Leo Hickey and Miranda Stewart (eds.) (2005): Politeness in Europe.
Clevedon: Multilingual Matters.




What is considered polite in Britain, Finland or Greece? Would the same type of behaviour be evaluated as polite versus impolite in these countries? Are some cultures impolite in comparison with others? And, as Juliane House cannily asks in the first chapter of the present volume, is there such a thing as politeness in Germany? In lay terms, most competent adult members of a society know what "politeness" means. There are linguistic and non-linguistic features of what is commonly referred to as politeness – for instance apologizing for a mistake, saying "thank you" and "please", or waiting one's turn in a queue. Polite behaviour is usually the unmarked form of conduct for an adult. However, the rules for this are by no means "natural" or given but acquired behaviour and part of children's general and linguistic socialization process.

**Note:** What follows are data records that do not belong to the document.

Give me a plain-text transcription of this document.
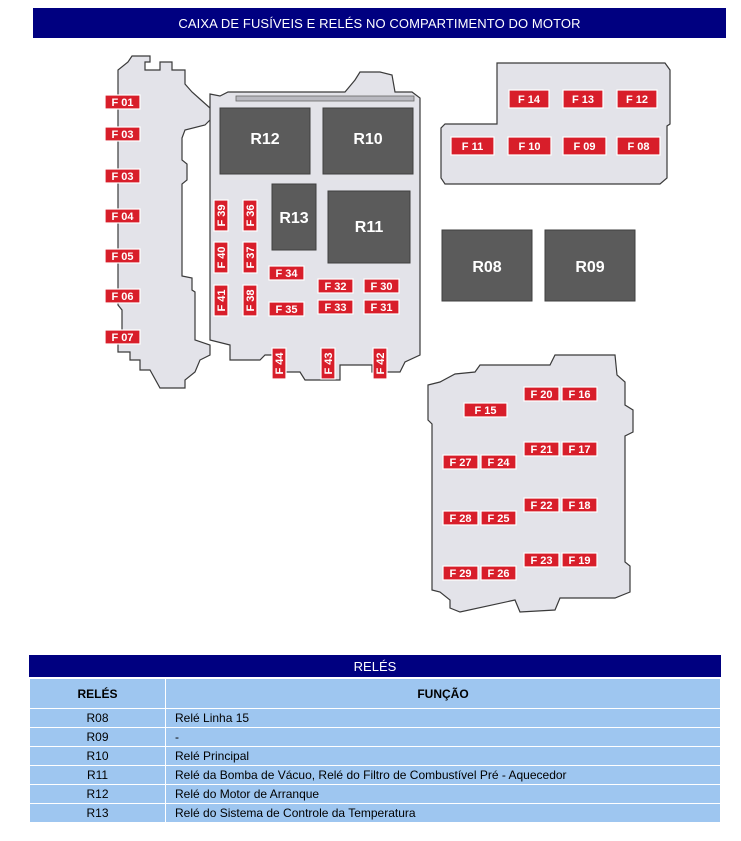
CAIXA DE FUSÍVEIS E RELÉS NO COMPARTIMENTO DO MOTOR
R12	R10
R13
R11
R08	R09
F 01
F 03
F 03
F 04
F 05
F 06
F 07
F 39 F 36
F 40 F 37
F 41 F 38
F 34
F 32 F 30
F 35 F 33 F 31
F 44	F 43	F 42
F 14	F 13	F 12
F 11	F 10	F 09	F 08
F 20 F 16
F 15
F 21 F 17
F 27 F 24
F 22 F 18
F 28 F 25
F 23 F 19
F 29 F 26
RELÉS
RELÉS	FUNÇÃO
R08	Relé Linha 15
R09	-
R10	Relé Principal
R11	Relé da Bomba de Vácuo, Relé do Filtro de Combustível Pré - Aquecedor
R12	Relé do Motor de Arranque
R13	Relé do Sistema de Controle da Temperatura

Beyond such everyday knowledge, politeness has also become a highly prolific research field in linguistics and a vast number of publications have appeared in the last two decades on various aspects of the topic, including politeness and gender (e.g. Holmes 1995, Mills 2003), or the comparison of specific politeness practices in various languages or countries (e.g. Blum-Kulka, House & Kasper 1989, Fukushima 2000, Held 1996, Sifianou 1992). Linguistic politeness theory emerged as part of the growing field of Pragmatics in the 1970s and is related to Grice's idea of cooperative behaviour in communication. Research on politeness experienced a boost after the publication of Penelope Brown's and Stephen Levinson's Politeness. Some Universals in Language Usage (1978, 1987), now a classic and still an important reference point in the field. Central to Brown and Levinson's model is the notion of "face", a term borrowed from and associated with the sociologist Erving Goffman (1955, 1967). Face, in the description of Brown & Levinson, means the public self-image that a person wants to claim and uphold for him- or herself and which has to be constantly negotiated in interaction, i.e. face can be enhanced, maintained and also lost in such negotiation.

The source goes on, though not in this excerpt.